One thing that was not affected by the rain was the attendance at either of the track’s restaurants, Trotters and Pink, which were at capacity.

“This is electrifying, because it’s so great to see everybody enjoying themselves,” said Big M executive chef Dennis Sammarone. “Pink is really rocking. Everybody’s enjoying the food and having a great time. That’s what we do here at The Meadowlands. It’s all about service. We always try to give the best service we possibly can.

“I do have a great crew. I can’t take all the credit. I give all the credit to them. My staff does a great job. I’d put my buffet up against anybody in the state. At the end of the day, I want to be sure that our guests leave happy.”

The sit-down option was not the only one chosen by the fans that night. The café was crowded and the hot dog cart even had to take a 15-minute break to cook more dogs because of how busy it was.

Track photographer Mike Lisa has been providing photos for owners throughout the pandemic. Unlike last year, for him, Pace Night 2021 felt the way it should and always has prior to the pandemic.

“You definitely feel that energy that you didn’t feel last year,” said Lisa. “Driving in, I saw people in the parking lot for the [monster] truck thing [at MetLife Stadium as well as the races] and it’s like, wow, it’s back to normal. Everybody was out, it was great. I’m sure if we had better weather here this place would be packed.”

The skies really opened up for the sixth race, which was poor since it was the first of the four shown live on Fox Sports 2.

The rain did let up for the start of The Pace, and fans, including the Governor of New Jersey, Phil Murphy, who presented the trophy to the winner, chose to watch the race outside, but by the half the rain was pouring down again.

Perhaps the one saving grace for the night was that the lightning was never bad enough to cause any race delays.

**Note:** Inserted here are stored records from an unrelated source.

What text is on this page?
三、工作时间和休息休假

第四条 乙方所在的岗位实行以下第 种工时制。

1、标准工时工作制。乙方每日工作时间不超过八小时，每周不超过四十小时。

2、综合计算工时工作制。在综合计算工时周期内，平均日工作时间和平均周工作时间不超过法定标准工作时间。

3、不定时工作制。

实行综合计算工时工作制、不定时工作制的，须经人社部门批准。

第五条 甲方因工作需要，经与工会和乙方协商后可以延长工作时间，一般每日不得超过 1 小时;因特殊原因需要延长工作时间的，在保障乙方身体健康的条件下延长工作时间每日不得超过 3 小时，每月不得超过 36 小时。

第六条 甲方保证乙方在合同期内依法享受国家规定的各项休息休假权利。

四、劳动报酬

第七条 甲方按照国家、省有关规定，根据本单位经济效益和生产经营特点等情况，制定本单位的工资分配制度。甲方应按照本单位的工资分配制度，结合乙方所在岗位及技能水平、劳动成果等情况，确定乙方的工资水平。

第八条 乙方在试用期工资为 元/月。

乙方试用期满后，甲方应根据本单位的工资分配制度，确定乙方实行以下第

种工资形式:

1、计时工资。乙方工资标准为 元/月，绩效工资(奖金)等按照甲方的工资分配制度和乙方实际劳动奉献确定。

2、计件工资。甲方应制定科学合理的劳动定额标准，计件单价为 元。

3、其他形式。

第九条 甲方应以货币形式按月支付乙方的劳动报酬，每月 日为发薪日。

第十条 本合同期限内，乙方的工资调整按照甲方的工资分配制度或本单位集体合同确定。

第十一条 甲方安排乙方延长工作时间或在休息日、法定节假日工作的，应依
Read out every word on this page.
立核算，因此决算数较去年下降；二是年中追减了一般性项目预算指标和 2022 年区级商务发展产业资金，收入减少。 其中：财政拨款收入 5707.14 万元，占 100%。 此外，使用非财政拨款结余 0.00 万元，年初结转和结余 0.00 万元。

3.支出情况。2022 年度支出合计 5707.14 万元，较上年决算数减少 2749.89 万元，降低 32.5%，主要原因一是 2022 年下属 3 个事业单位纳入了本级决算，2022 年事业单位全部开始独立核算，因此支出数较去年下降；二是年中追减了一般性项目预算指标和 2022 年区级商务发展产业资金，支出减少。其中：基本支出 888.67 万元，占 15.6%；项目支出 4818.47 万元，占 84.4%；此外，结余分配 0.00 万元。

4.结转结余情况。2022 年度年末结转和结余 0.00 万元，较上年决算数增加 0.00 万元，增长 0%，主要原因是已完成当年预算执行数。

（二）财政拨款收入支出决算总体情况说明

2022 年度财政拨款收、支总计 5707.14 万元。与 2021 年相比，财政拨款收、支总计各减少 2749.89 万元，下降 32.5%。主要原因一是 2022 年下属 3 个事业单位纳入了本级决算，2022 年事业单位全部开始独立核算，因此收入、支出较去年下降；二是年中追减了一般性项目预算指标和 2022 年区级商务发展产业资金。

There’s no question that the weather affected the attendance of 6,421, second lowest in Pace history. However, bettors still supported the Pace and the entire card.

Total handle for the night was $4,503,213, marking the second time the Pace Night handle exceeded the $4.5-million mark in the last 13 years. While wagering on the Pace itself was $677,992, the highest handle for the race in the past decade.